Fritz Neumeyer: "In der Nationalgalerie begegnen sich wie in keinem zweiten Bau von Mies klassische Monumentalität und moderne Transparenz. Wie eine Skulptur wird der moderne Stahlpavillon auf den sprichwörtlichen Sockel gestellt und feierlich in die Sichtbarkeit erhoben."
Entwurf für Spirituosenbrennerei Bacardi auf Kuba
Was der Architekturhistoriker Fritz Neumeyer bis heute als ästhetisch reizvollen Widerspruch schätzt, das hat Museumsleute zur Verzweiflung gebracht: Die Nationalgalerie geht auf einen Entwurf zurück, den Mies van der Rohe Jahre zuvor für ein Verwaltungsgebäude der Spirituosenbrennerei Bacardi auf Kuba konzipiert hatte. Für Kunstausstellungen war diese Architektur ursprünglich nie geplant.
Schon der erste Direktor Werner Haftmann hatte 1968 seine Probleme bei der Eröffnungsausstellung, einer Mondrian-Retrospektive. "Immerhin bin ich selber sehr glücklich, dass sich das Haus von Mies gegen meine Erwartungen so sehr in die Konzeption hineingefügt hat, die wir uns hier jetzt so ausgedacht haben. Es war also wesentlich leichter zu hängen als ich eigentlich gedacht habe."
Mies van der Rohe hatte gegenüber dem Entwurf für Bacardi die Raumhöhe von sieben auf 8,40 Meter erweitert und Betonträger durch acht äußerst schmale Stahlstützen ersetzt. Bei diesen Änderungen folgte der Architekt nicht den Wünschen der Museumskuratoren, sondern seinem eigenen Ideal: "Ich habe gesagt, Menschenskind, macht doch die Bude groß genug, dann kannste hin und her drin laufen, nicht nur in einer vorgezeichneten Bewegung oder was Du Dir gedacht hast wie es benutzt werden soll. Wir wissen ja gar nicht, ob die Leute das so benutzen, wie wir es gerne möchten."

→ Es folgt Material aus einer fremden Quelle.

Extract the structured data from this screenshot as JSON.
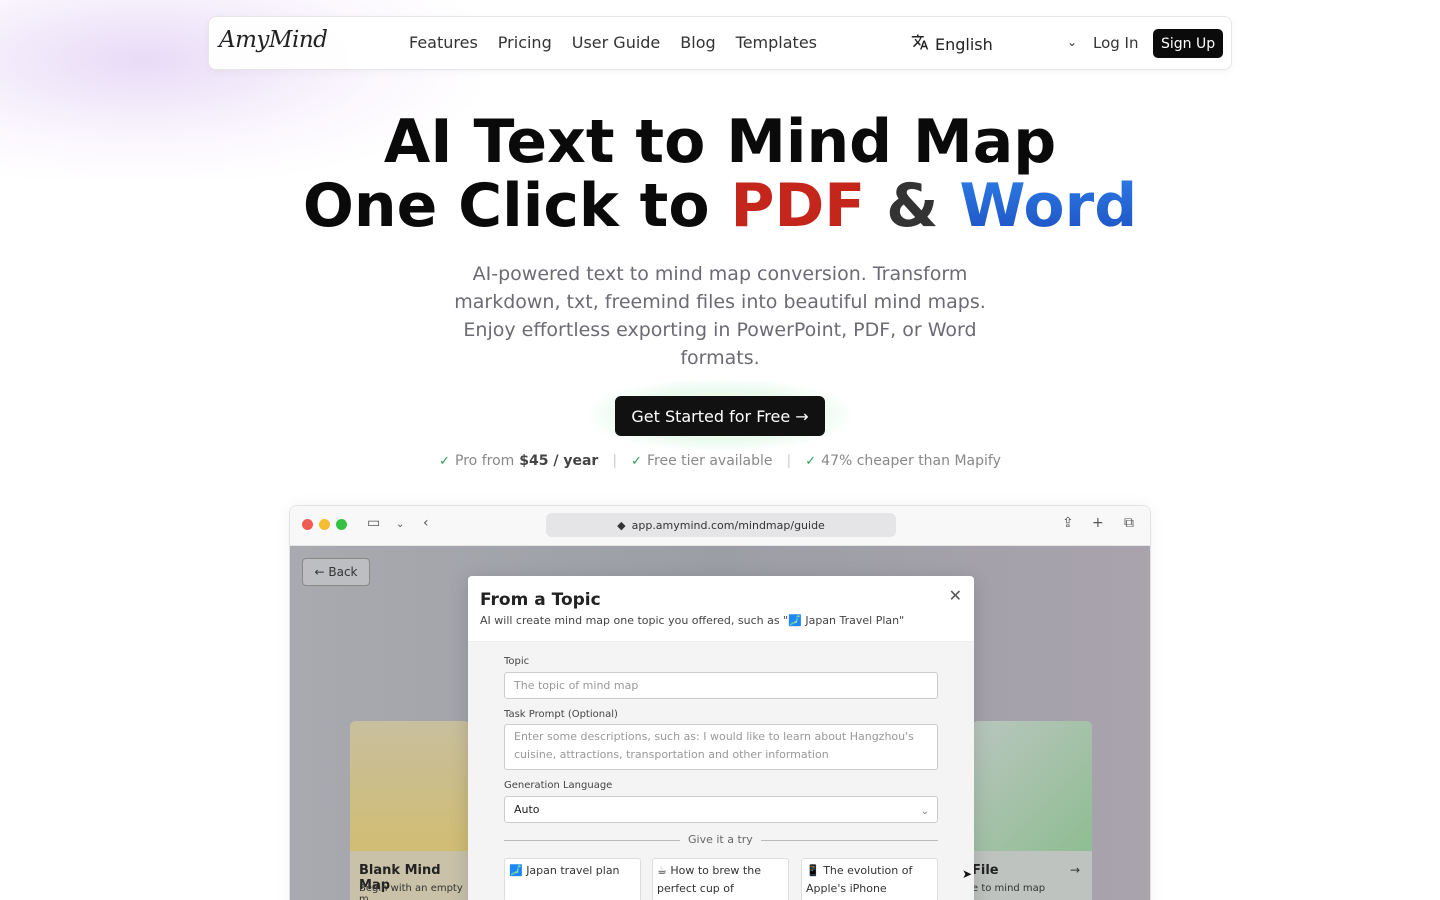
{
  "nav": {
    "logo": "AmyMind",
    "links": [
      "Features",
      "Pricing",
      "User Guide",
      "Blog",
      "Templates"
    ],
    "language": "English",
    "login": "Log In",
    "signup": "Sign Up"
  },
  "hero": {
    "line1": "AI Text to Mind Map",
    "line2_prefix": "One Click to ",
    "line2_pdf": "PDF",
    "line2_amp": " & ",
    "line2_word": "Word",
    "subtitle": "AI-powered text to mind map conversion. Transform markdown, txt, freemind files into beautiful mind maps. Enjoy effortless exporting in PowerPoint, PDF, or Word formats.",
    "cta": "Get Started for Free →",
    "perks": {
      "p1_prefix": "Pro from ",
      "p1_bold": "$45 / year",
      "p2": "Free tier available",
      "p3": "47% cheaper than Mapify"
    }
  },
  "browser": {
    "url": "app.amymind.com/mindmap/guide",
    "back": "← Back",
    "card_left": {
      "title": "Blank Mind Map",
      "desc": "Begin with an empty m"
    },
    "card_right": {
      "title": "File",
      "desc": "e to mind map"
    },
    "modal": {
      "title": "From a Topic",
      "desc": "AI will create mind map one topic you offered, such as \"🗾 Japan Travel Plan\"",
      "topic_label": "Topic",
      "topic_placeholder": "The topic of mind map",
      "prompt_label": "Task Prompt (Optional)",
      "prompt_placeholder": "Enter some descriptions, such as: I would like to learn about Hangzhou's cuisine, attractions, transportation and other information",
      "lang_label": "Generation Language",
      "lang_value": "Auto",
      "divider": "Give it a try",
      "suggestions": [
        "🗾 Japan travel plan",
        "☕ How to brew the perfect cup of espresso",
        "📱 The evolution of Apple's iPhone"
      ]
    }
  },
  "colors": {
    "pdf": "#c4261c",
    "word": "#1d4fc0",
    "check": "#2f9e56"
  }
}
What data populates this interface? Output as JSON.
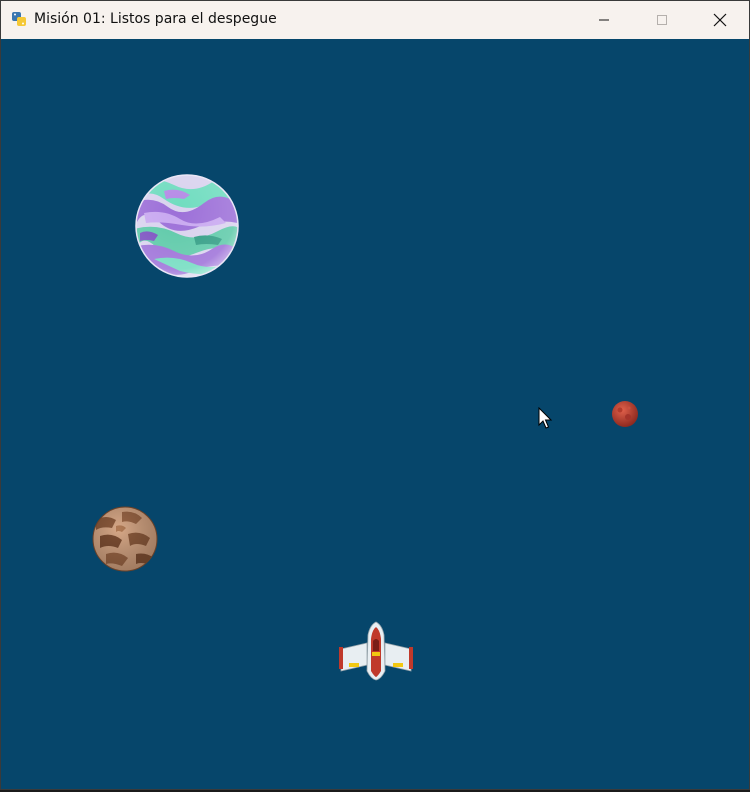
{
  "window": {
    "title": "Misión 01: Listos para el despegue",
    "app_icon": "python-icon",
    "controls": [
      "minimize-icon",
      "maximize-icon",
      "close-icon"
    ]
  },
  "scene": {
    "background_color": "#06466b",
    "sprites": [
      {
        "name": "purple-green-planet",
        "icon": "planet-icon",
        "colors": [
          "#9b6fd6",
          "#5fd4b0",
          "#d6d0ee"
        ]
      },
      {
        "name": "red-planet",
        "icon": "planet-icon",
        "colors": [
          "#c0392b",
          "#8e2a20"
        ]
      },
      {
        "name": "brown-planet",
        "icon": "planet-icon",
        "colors": [
          "#c9997a",
          "#8b5a3c"
        ]
      },
      {
        "name": "player-spaceship",
        "icon": "spaceship-icon",
        "colors": [
          "#c0392b",
          "#e8eef2",
          "#f2c811"
        ]
      },
      {
        "name": "mouse-cursor",
        "icon": "arrow-cursor-icon",
        "colors": [
          "#ffffff",
          "#000000"
        ]
      }
    ]
  }
}
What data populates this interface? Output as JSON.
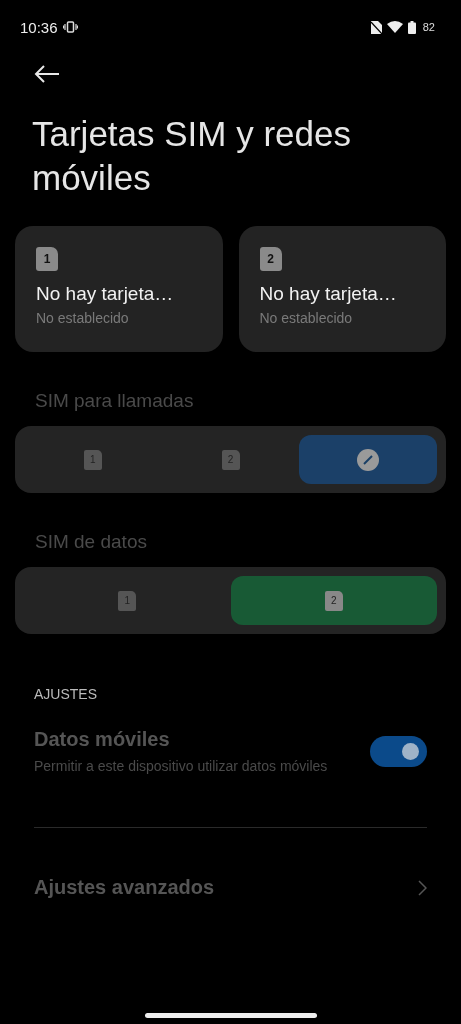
{
  "status_bar": {
    "time": "10:36",
    "battery": "82"
  },
  "title": "Tarjetas SIM y redes móviles",
  "sim_cards": [
    {
      "number": "1",
      "name": "No hay tarjeta…",
      "status": "No establecido"
    },
    {
      "number": "2",
      "name": "No hay tarjeta…",
      "status": "No establecido"
    }
  ],
  "selectors": [
    {
      "label": "SIM para llamadas",
      "disabled": true,
      "options": [
        {
          "kind": "sim",
          "number": "1",
          "selected": false
        },
        {
          "kind": "sim",
          "number": "2",
          "selected": false
        },
        {
          "kind": "ask",
          "selected": true
        }
      ]
    },
    {
      "label": "SIM de datos",
      "disabled": true,
      "options": [
        {
          "kind": "sim",
          "number": "1",
          "selected": false
        },
        {
          "kind": "sim",
          "number": "2",
          "selected": true
        }
      ]
    }
  ],
  "settings": {
    "heading": "AJUSTES",
    "items": [
      {
        "kind": "toggle",
        "title": "Datos móviles",
        "subtitle": "Permitir a este dispositivo utilizar datos móviles",
        "on": true,
        "disabled": true
      },
      {
        "kind": "link",
        "title": "Ajustes avanzados",
        "disabled": true
      }
    ]
  }
}
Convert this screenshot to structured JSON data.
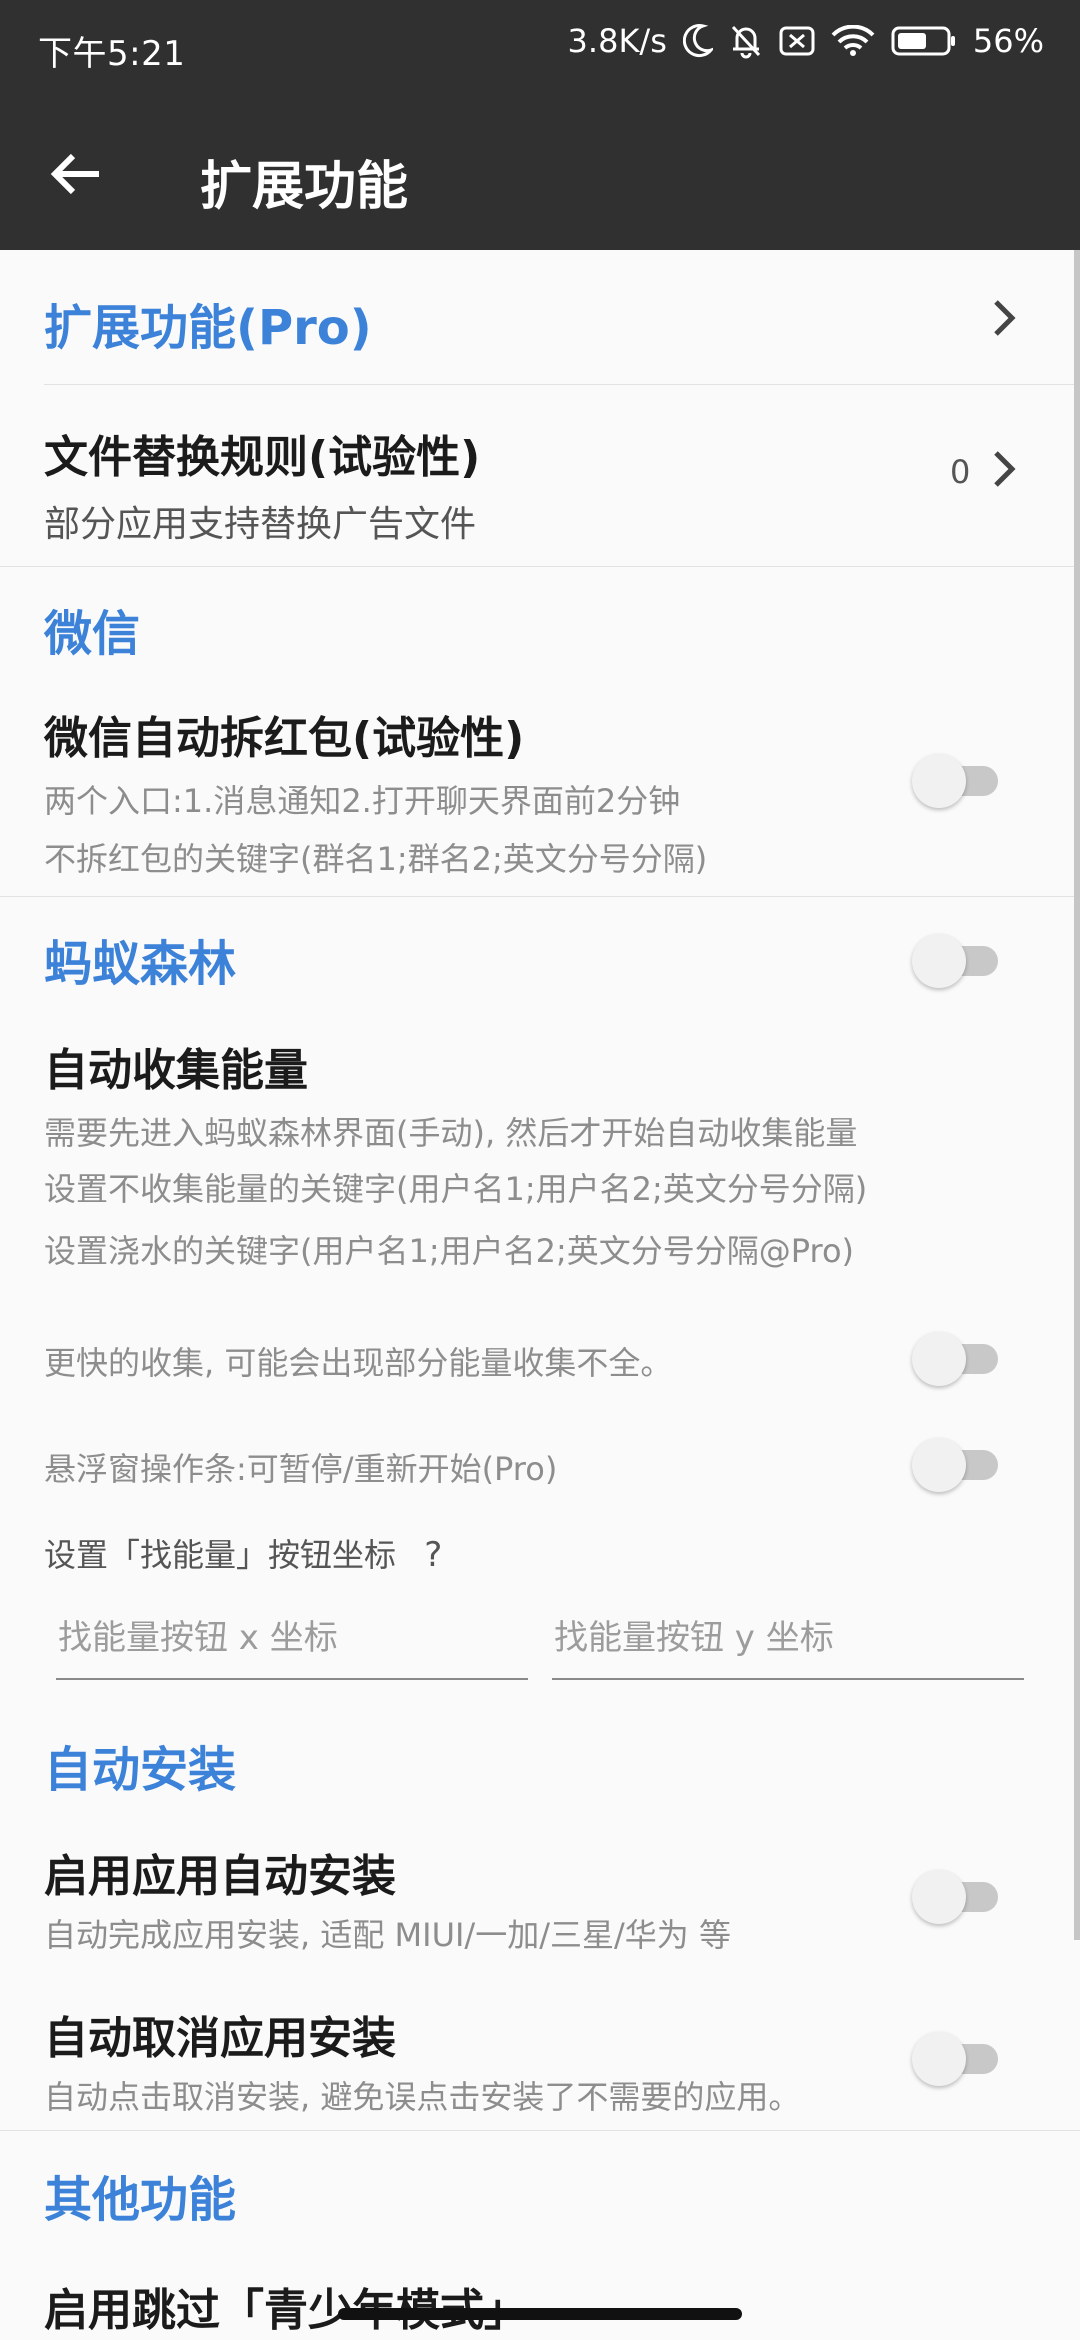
{
  "status_bar": {
    "time": "下午5:21",
    "net_speed": "3.8K/s",
    "battery": "56%",
    "icons": [
      "moon-icon",
      "bell-off-icon",
      "sim-off-icon",
      "wifi-icon",
      "battery-icon"
    ]
  },
  "app_bar": {
    "title": "扩展功能",
    "back_icon": "arrow-left-icon"
  },
  "sections": {
    "pro": {
      "label": "扩展功能(Pro)"
    },
    "file_replace": {
      "title": "文件替换规则(试验性)",
      "subtitle": "部分应用支持替换广告文件",
      "count": "0"
    },
    "wechat": {
      "header": "微信",
      "redpacket_title": "微信自动拆红包(试验性)",
      "redpacket_desc1": "两个入口:1.消息通知2.打开聊天界面前2分钟",
      "redpacket_desc2": "不拆红包的关键字(群名1;群名2;英文分号分隔)",
      "redpacket_enabled": false
    },
    "ant_forest": {
      "header": "蚂蚁森林",
      "header_enabled": false,
      "collect_title": "自动收集能量",
      "collect_desc1": "需要先进入蚂蚁森林界面(手动), 然后才开始自动收集能量",
      "collect_desc2": "设置不收集能量的关键字(用户名1;用户名2;英文分号分隔)",
      "water_desc": "设置浇水的关键字(用户名1;用户名2;英文分号分隔@Pro)",
      "faster_desc": "更快的收集, 可能会出现部分能量收集不全。",
      "faster_enabled": false,
      "float_desc": "悬浮窗操作条:可暂停/重新开始(Pro)",
      "float_enabled": false,
      "coord_label": "设置「找能量」按钮坐标",
      "coord_help": "?",
      "x_placeholder": "找能量按钮 x 坐标",
      "y_placeholder": "找能量按钮 y 坐标"
    },
    "auto_install": {
      "header": "自动安装",
      "enable_title": "启用应用自动安装",
      "enable_desc": "自动完成应用安装, 适配 MIUI/一加/三星/华为 等",
      "enable_enabled": false,
      "cancel_title": "自动取消应用安装",
      "cancel_desc": "自动点击取消安装, 避免误点击安装了不需要的应用。",
      "cancel_enabled": false
    },
    "other": {
      "header": "其他功能",
      "teen_title": "启用跳过「青少年模式」"
    }
  },
  "colors": {
    "app_bar": "#303030",
    "accent_blue": "#3b82d8",
    "background": "#fafafa"
  }
}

Für jede Nutzung, für die wechselnden Ausstellungen von Malerei, Installationen oder auch Videokunst mussten Räume und Kunstwerke immer wieder neu austariert werden. Sei es mit schwebenden Bildern oder Stellwänden, durch Entfernen der wandhohen Vorhänge oder Einfärben der Glasfassade. Als Ausstellungsort ist die Neue Nationalgalerie eine Herausforderung. Auch Abmessungen und Dimensionen dieser Architektur sind einzigartig. So besteht das überkragende und schattenspendende Dach aus einem einzigen Stahlquadrat, 65 mal 65 Meter.
"Die Betonfritzen"
Binnen weniger Stunden konnte das Stahldach komplett montiert werden - während die Betonbauer auf der gegenüberliegenden Seite des Kulturforums, in Hans Scharouns Philharmonie, ihre Jahrestagung abhielten: "Mies sagte: ‚Die Betonfritzen‘. Die kamen morgens hier vorbei, da lag nur eine große Stahlplatte. Und als die abends aus ihren Tagungen herauskamen, war das ganze Gebäude da. Ja, das ist der Vorteil von Stahlbau."
Dirk Lohan, der Enkel Mies van der Rohes, hat bis 1968 die Bauarbeiten in Berlin geleitet. Er kennt den Geist des Gebäudes - und seines Architekten: "Man redet immer über ihn als Stahl- und Glasarchitekten, aber er war ein großer Kenner von Marmor, Steinen und Graniten und wie man die verarbeitet und so weiter. Detaillieren war ihm sehr wichtig, Genauigkeit, Präzision."
Das ging bis zu den Garderobenschränken aus englischer Mooreiche: wie edle Skulpturen stehen sie im Raum, bieten aber allenfalls Platz für Mäntel und Taschen von 300 Besuchern. Blockbuster-Ausstellungen mit Massenandrang war diese Nationalgalerie nicht gewachsen. Seit 2015 wird sie saniert - möglichst behutsam, denn schließlich geht es um Kunst, um Baukunst.